Given the integer nature of the agent count variable, and the constraints in time and processing power available to the team, it was decided to take as reference value an agent count of 6, and gather data on the +4 and -4 range.

In [None]:
# --- Sensitivity analysis of means to agent count
reference_value = 3.5

# Positive
df_mean_by_agent_count["S+"] = (df_mean_by_agent_count['cost_diff_per_agent'] - reference_value) / ((df_mean_by_agent_count['nb_agents'] - reference_value) / reference_value)



# Negative
df_mean_by_agent_count["S-"] = (reference_value - df_mean_by_agent_count['cost_diff_per_agent']) / ((df_mean_by_agent_count['nb_agents'] - reference_value) / reference_value)

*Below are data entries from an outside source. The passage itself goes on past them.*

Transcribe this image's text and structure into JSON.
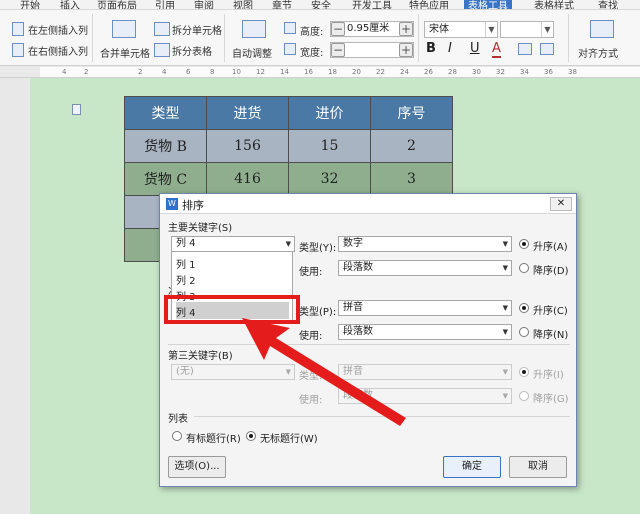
{
  "menu_tabs": [
    "开始",
    "插入",
    "页面布局",
    "引用",
    "审阅",
    "视图",
    "章节",
    "安全",
    "开发工具",
    "特色应用",
    "表格工具",
    "表格样式",
    "查找"
  ],
  "active_tab": "表格工具",
  "ribbon": {
    "insert_left": "在左侧插入列",
    "insert_right": "在右侧插入列",
    "merge_cells": "合并单元格",
    "split_cells": "拆分单元格",
    "split_table": "拆分表格",
    "auto_fit": "自动调整",
    "height_label": "高度:",
    "height_value": "0.95厘米",
    "width_label": "宽度:",
    "width_value": "",
    "font_name": "宋体",
    "bold": "B",
    "italic": "I",
    "underline": "U",
    "font_color": "A",
    "align_label": "对齐方式"
  },
  "ruler_ticks": [
    "4",
    "2",
    "2",
    "4",
    "6",
    "8",
    "10",
    "12",
    "14",
    "16",
    "18",
    "20",
    "22",
    "24",
    "26",
    "28",
    "30",
    "32",
    "34",
    "36",
    "38"
  ],
  "table": {
    "headers": [
      "类型",
      "进货",
      "进价",
      "序号"
    ],
    "rows": [
      [
        "货物 B",
        "156",
        "15",
        "2"
      ],
      [
        "货物 C",
        "416",
        "32",
        "3"
      ],
      [
        "货",
        "",
        "",
        ""
      ],
      [
        "货",
        "",
        "",
        ""
      ]
    ]
  },
  "dialog": {
    "title": "排序",
    "primary_key_label": "主要关键字(S)",
    "primary_key_value": "列 4",
    "type_label_y": "类型(Y):",
    "type_value_1": "数字",
    "use_label": "使用:",
    "use_value": "段落数",
    "asc_a": "升序(A)",
    "desc_d": "降序(D)",
    "secondary_key_label": "次",
    "type_label_p": "类型(P):",
    "type_value_2": "拼音",
    "asc_c": "升序(C)",
    "desc_n": "降序(N)",
    "third_key_label": "第三关键字(B)",
    "third_key_value": "(无)",
    "type_label_3": "类型:",
    "type_value_3": "拼音",
    "use_value_3": "段落数",
    "asc_i": "升序(I)",
    "desc_g": "降序(G)",
    "list_label": "列表",
    "has_header": "有标题行(R)",
    "no_header": "无标题行(W)",
    "options_button": "选项(O)...",
    "ok_button": "确定",
    "cancel_button": "取消",
    "close_glyph": "✕"
  },
  "dropdown_items": [
    "列 1",
    "列 2",
    "列 3",
    "列 4"
  ],
  "colors": {
    "page_bg": "#c8e6c8",
    "header_row": "#4a79a6",
    "highlight_box": "#e51c1c",
    "active_tab": "#3a74c4"
  }
}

print(df_mean_by_agent_count)

# Plot the mean per agent count
df_mean_by_agent_count['S+'].plot(kind='line')
df_mean_by_agent_count['S-'].plot(kind='line')
plt.show()

# Results
The results obtained above are gathered here

In [None]:
# Distribution analysis (full set)

print("==========> Full dataset statistics")
table = [
    ["", "Mean", "Std"],
    ["Cost diff. per agent", mean_cost_difference_per_agent, std_cost_diff_per_agent],
    # ["Avg. deviation per agent", mean_average_deviation_per_agent, std_average_deviation_per_agent],
    ["Run time", mean_average_deviation_per_agent, std_average_deviation_per_agent]
]

print(tabulate(
    table,
    headers="firstrow",
    tablefmt="presto"
))

print("\n==========> Bucketed dataset statistics")
print("-----> Bucketed by agent count")
print("--> Mean by agent count")
print(df_mean_by_agent_count)
print("\n--> Standard deviation by agent count")
print(df_std_by_agent_count)

print("\n-----> Bucketed by test name")
print("--> Mean by test name")
print(df_mean_by_test_name)
print("\n--> Standard deviation by test name")
print(df_std_by_test_name)

print("\n-----> Bucketed by start type")
print("--> Mean by start type")
print(df_mean_by_start_type)
print("\n--> Standard deviation by start type")
print(df_std_by_start_type)

print("\n==========> Dataset correlation statistics")
print("> Correlation with agent count")
table = [
    ["", "Mean", "Std. deviation"],
    ["Cost diff. per agent", correlation_mean_cost_difference_per_agent_and_agent_count, correlation_std_cost_difference_per_agent_and_agent_count],
    ["Avg. deviation per agent", correlation_mean_avg_deviation_and_agent_count, correlation_std_avg_deviation_and_agent_count],
    ["Run time", correlation_mean_run_time_and_agent_count, correlation_std_run_time_and_agent_count]
]

print(tabulate(
    table,
    headers="firstrow",
    tablefmt="presto"
))